Certains cadres et responsables du secteur financier sont plus optimistes et affirment que Hong Kong continuera d'attirer les entreprises chinoises et les personnes fortunées tant que son faible taux d'imposition, son État de droit et sa liberté de marché resteront intacts.

"L'ambiance internationale qui règne dans la ville va changer. L'essor se poursuivra, mais avec des caractéristiques plus chinoises", a déclaré Kenneth Gaw, président de Gaw Capital Partners, lors d'une conférence organisée au début du mois.

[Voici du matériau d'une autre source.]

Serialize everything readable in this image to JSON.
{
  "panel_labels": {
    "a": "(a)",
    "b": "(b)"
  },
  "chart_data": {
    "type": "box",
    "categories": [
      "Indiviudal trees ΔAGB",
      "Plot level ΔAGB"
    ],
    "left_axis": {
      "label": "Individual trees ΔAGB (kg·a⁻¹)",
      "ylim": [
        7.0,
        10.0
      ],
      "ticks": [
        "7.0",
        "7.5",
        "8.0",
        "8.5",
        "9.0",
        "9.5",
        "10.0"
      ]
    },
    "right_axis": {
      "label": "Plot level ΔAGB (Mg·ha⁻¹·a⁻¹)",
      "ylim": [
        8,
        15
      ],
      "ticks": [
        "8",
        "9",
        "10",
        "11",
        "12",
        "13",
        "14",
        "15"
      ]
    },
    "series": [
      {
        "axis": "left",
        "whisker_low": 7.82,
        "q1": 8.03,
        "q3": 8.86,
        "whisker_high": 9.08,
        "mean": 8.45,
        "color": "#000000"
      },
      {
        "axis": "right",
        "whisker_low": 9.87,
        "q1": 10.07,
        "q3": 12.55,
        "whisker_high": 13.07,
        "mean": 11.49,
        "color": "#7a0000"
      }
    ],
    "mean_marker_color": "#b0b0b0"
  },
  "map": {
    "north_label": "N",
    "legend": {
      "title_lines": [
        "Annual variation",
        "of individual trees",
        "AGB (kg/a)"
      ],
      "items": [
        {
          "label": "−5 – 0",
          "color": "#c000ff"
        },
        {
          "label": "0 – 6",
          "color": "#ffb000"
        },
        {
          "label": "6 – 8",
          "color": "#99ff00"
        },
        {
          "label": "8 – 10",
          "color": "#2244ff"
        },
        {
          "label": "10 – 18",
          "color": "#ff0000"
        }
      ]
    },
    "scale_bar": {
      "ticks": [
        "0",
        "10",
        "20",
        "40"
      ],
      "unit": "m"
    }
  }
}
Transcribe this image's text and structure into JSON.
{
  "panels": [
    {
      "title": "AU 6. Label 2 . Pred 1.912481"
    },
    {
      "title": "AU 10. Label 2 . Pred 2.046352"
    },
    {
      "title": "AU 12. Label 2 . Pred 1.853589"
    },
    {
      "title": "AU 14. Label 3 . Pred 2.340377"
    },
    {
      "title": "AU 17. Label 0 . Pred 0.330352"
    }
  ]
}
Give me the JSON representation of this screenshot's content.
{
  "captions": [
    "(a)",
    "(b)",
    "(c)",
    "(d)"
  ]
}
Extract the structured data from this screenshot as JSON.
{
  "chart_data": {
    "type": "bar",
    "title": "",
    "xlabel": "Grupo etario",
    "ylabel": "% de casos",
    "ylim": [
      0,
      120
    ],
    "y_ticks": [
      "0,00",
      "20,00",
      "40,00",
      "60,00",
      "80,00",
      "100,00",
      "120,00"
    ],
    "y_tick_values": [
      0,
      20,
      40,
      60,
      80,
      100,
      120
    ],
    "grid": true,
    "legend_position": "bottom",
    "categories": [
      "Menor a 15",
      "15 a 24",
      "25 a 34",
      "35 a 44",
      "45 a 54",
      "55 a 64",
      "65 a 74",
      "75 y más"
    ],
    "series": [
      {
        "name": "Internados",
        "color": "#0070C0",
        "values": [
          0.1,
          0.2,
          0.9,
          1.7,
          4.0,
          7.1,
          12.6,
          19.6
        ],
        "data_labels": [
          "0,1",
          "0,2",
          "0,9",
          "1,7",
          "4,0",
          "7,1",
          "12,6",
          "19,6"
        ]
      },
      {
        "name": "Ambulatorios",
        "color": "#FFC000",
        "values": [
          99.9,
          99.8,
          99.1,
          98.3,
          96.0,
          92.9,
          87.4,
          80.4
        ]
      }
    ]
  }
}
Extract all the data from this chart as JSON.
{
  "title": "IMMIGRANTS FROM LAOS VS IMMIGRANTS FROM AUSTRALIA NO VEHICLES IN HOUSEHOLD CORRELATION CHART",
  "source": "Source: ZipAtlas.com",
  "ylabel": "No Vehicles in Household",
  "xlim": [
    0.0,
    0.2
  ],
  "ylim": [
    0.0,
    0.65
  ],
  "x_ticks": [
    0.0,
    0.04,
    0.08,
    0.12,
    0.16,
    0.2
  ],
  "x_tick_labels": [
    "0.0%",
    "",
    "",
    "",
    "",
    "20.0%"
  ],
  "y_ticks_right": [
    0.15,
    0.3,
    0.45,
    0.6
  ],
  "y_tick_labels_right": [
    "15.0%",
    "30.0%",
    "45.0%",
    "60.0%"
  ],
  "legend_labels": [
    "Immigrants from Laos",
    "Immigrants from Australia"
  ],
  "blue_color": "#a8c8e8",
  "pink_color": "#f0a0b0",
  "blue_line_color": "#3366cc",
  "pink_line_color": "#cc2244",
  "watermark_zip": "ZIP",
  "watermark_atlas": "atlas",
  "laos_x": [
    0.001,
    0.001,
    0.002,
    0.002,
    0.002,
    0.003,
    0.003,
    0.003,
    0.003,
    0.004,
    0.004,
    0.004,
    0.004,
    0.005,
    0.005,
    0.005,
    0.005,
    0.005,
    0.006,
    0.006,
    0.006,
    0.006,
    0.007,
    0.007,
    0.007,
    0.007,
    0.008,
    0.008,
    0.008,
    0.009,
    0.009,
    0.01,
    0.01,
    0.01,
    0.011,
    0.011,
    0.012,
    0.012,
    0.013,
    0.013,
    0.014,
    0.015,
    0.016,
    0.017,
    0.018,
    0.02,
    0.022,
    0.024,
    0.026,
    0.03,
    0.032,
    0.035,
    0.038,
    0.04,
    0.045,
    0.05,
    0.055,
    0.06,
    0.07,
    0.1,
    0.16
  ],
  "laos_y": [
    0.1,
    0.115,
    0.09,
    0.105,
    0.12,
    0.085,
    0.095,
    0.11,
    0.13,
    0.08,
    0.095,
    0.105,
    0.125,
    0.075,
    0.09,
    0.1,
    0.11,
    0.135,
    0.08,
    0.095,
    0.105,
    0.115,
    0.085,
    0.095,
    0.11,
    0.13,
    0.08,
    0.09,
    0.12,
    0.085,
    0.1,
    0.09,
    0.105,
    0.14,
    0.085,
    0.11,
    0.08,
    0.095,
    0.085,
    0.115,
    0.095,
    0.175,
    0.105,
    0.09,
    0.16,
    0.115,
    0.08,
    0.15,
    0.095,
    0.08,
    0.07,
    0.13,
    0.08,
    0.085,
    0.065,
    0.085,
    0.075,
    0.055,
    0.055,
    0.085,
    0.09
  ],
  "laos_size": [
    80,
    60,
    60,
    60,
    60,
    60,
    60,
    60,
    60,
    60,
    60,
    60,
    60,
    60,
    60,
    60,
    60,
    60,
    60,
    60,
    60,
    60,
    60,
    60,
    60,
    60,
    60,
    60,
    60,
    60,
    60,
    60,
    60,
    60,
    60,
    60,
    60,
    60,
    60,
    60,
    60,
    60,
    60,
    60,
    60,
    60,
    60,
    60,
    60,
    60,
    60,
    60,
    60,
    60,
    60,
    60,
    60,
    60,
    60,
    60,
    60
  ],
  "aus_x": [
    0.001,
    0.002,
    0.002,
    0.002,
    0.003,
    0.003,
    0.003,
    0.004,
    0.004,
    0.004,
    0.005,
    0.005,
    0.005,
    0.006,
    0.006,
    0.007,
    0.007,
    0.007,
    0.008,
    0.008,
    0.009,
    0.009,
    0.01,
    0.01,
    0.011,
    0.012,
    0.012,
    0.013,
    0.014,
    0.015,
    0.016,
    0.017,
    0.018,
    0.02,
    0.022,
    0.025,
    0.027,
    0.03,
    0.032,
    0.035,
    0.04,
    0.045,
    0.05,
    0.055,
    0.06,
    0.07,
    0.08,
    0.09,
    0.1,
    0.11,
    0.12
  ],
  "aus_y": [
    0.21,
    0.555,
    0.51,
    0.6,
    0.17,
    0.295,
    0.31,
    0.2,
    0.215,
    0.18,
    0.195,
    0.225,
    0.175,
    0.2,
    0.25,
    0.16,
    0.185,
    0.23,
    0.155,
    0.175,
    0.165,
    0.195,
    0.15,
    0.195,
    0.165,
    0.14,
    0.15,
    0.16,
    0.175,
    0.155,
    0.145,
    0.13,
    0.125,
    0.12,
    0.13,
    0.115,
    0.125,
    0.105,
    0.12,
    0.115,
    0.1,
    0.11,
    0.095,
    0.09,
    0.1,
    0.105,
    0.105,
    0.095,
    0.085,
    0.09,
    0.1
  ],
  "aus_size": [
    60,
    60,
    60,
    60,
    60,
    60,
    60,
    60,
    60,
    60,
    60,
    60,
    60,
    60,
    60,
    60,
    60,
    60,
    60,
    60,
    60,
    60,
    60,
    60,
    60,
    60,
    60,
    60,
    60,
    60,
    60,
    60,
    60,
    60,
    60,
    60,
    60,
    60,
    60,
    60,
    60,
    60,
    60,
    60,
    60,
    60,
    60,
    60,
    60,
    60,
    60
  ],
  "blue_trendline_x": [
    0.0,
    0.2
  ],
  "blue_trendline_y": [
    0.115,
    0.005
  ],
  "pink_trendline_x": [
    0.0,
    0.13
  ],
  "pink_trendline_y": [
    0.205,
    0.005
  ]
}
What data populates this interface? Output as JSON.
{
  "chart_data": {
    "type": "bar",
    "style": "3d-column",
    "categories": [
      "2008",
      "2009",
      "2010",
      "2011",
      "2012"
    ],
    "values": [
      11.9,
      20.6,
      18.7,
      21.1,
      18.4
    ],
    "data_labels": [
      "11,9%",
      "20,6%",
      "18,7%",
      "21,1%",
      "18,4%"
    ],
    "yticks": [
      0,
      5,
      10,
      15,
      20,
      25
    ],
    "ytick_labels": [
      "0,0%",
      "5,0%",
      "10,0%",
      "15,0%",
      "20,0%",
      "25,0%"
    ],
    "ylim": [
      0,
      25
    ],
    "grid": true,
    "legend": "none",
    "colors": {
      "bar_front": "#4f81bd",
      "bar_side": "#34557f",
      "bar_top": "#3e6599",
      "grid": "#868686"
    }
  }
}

L'autorité monétaire de Hong Kong, la banque centrale de facto de la ville, a déclaré qu'elle était consciente des problèmes liés à la pandémie auxquels sont confrontées les institutions financières, mais qu'ils devraient être "transitoires" et que les principes fondamentaux qui sous-tendent le statut de Hong Kong en tant que centre financier mondial resteraient solides.

La Commission des valeurs mobilières et des contrats à terme de Hong Kong a déclaré que le nombre d'entreprises et de particuliers autorisés à opérer dans la ville avait continué à augmenter jusqu'à la fin de l'année dernière, ce qui, selon elle, souligne l'attrait de la ville.

Néanmoins, de nombreux expatriés n'attendent pas de voir comment les choses vont évoluer.

Un analyste financier d'un groupe de recherche international, qui vit à Hong Kong depuis plus de cinq ans, a déclaré à Reuters qu'il attendait que les frontières internationales de la ville s'ouvrent pour pouvoir voir sa famille et ses amis.

Mais comme il n'y a aucun signe de changement, il a décidé de retourner aux États-Unis au cours du deuxième trimestre.

"Fondamentalement, nous avons besoin de voir nos familles et il n'y a pas de fin en vue aux restrictions de voyage, pas de feuille de route ou de plan", a-t-il déclaré. "Vous finissez par cesser d'attendre et vous vous rendez compte que le déménagement est la seule option possible.